Даже не заглянув в холодильник, Леля выпила обезболивающую таблетку и села рядом со спящим Филей. На полу было приятно тепло: папа провел подогрев недавно. Посидев в темноте и тишине несколько минут, Леля вдруг стала прислушиваться к дыханию Фили. Ей показалось странным, что он не поднял головы, когда она пришла. Она провела рукой по его макушке, потом еще раз и с облегчением увидела, что он приоткрыл один глаз. Не сумев справиться с чувствами облегчения и радости от того, что не сбылся ее большой страх потери Фили, Леля подтащила этого огромного сенбернара ближе к себе и обняла за шею.
Вдруг она подумала, что, если бы Филя умер, ей пришлось бы проживать это одной. Отца и матери снова не было бы рядом. Раздражение и обида, которые вчера погасил Илья, прорвались наружу.
– Они не сумели сохранить любовь друг друга, дружочек, – прошептала Леля в макушку Фили. – И они почему-то совершенно не хотят сохранить мою любовь к ним двоим.
Пес тяжело, по-старчески вздохнул.
Леля просидела с ним на полу около часа, не думая ни о чем, погружаясь только сильнее в свою тоску. За окнами уныло выла декабрьская метель. Обезболивающее подействовало, и головная боль отступила. Леля облегченно вздохнула: значит, она не выпадет из жизни на два дня из-за мигрени.
Темный дом давил своей пустотой. Леля вдруг решила кого-нибудь позвать к себе, только бы не быть одной. Сонечка еще болела. Звать Илью и так открыто проявлять симпатию Леля не могла отважиться. Надя! Да, она была в Сети. И Надя веселая, болтливая. Они прекрасно проведут вечер вместе, закажут пиццу, может, посмотрят фильм.
Леля написала и сразу же получила согласие. Надя приехала через пятнадцать минут.
– Так это твой дом?! – сказала она, когда Леля открыла ей калитку. – А мне всегда было интересно, чей это такой большой…
– Да, папа строил на будущее. Хотел много детей. Ты на такси?
– Да, такая холодрыга на улице! А намело, ужас! Я еще вот за пиццей заехала. У тебя нет братьев и сестер?
– Не-а! Проходи. Не бойся Филю, он большой, но добрый.

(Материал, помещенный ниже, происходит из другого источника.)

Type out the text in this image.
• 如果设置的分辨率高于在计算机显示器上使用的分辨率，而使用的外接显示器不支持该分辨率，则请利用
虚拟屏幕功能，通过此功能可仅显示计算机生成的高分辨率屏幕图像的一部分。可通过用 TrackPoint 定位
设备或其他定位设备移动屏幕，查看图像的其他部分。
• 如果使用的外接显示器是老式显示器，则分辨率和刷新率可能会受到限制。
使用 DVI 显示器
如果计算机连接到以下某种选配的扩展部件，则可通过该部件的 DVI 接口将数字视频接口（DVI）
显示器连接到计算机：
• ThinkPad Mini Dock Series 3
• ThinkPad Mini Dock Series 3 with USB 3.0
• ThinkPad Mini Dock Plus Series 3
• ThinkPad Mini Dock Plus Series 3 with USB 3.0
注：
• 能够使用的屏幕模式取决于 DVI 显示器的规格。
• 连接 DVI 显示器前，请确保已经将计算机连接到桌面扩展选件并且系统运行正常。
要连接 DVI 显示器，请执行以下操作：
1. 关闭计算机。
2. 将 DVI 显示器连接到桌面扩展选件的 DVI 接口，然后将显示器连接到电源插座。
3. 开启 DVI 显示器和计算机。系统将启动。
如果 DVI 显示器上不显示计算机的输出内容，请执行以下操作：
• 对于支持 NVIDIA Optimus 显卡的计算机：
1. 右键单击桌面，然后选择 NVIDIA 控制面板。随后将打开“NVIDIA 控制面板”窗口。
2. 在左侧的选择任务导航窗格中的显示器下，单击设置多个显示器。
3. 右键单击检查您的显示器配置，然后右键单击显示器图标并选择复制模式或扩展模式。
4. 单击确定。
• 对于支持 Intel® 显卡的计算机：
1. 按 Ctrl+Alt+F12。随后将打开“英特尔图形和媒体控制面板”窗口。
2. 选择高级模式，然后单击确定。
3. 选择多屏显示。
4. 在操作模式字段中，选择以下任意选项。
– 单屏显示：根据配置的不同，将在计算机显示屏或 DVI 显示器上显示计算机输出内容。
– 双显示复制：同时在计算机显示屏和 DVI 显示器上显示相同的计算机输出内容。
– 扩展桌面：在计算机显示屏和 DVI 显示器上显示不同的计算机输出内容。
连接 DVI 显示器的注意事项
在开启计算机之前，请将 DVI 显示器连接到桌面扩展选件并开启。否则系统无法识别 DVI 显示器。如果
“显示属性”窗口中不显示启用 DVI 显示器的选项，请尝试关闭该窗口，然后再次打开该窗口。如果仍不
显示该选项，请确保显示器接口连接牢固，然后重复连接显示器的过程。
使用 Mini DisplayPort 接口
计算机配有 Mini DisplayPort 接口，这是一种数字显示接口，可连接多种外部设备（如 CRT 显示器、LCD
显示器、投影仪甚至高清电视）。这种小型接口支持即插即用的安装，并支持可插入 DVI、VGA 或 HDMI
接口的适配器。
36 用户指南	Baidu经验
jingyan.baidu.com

Надя с опаской оглядела огромного сенбернара, который подошел к ней и внимательно обнюхал.
Они прошли на кухню. Надя огляделась и с восхищением в глазах села за стол. Леля налила им чаю, села напротив Нади, и они принялись есть пиццу.
Видимо, Надя приехала из дома, потому что одета была не так модно, как обычно. Сейчас на ней были только длинный свитер-платье и теплые колготки. Волосы она убрала в низкий хвостик. На кухне горел только небольшой светильник. В окно бился ветер. Из коридора пришел Филя и улегся у Лелиных ног, приятно согревая стопы.
– Как у тебя с одноклассниками? – спросила Надя.
Леля думала соврать ей, но уют комнаты и искренний тон, каким был задан вопрос, настроили Лелю на доверительный разговор:
– С переменным успехом. Мне хочется верить, что все выравнивается и даже налаживается.
– Я не понимаю твое желание подружиться с этими бесперспективными людьми, но дело твое.
– Они неплохие. Есть очень классные ребята, с которыми мне хорошо.
– Ты любишь зиму? – спросила Надя, поняв, что нет смысла обсуждать то, в чем они никогда не придут к согласию.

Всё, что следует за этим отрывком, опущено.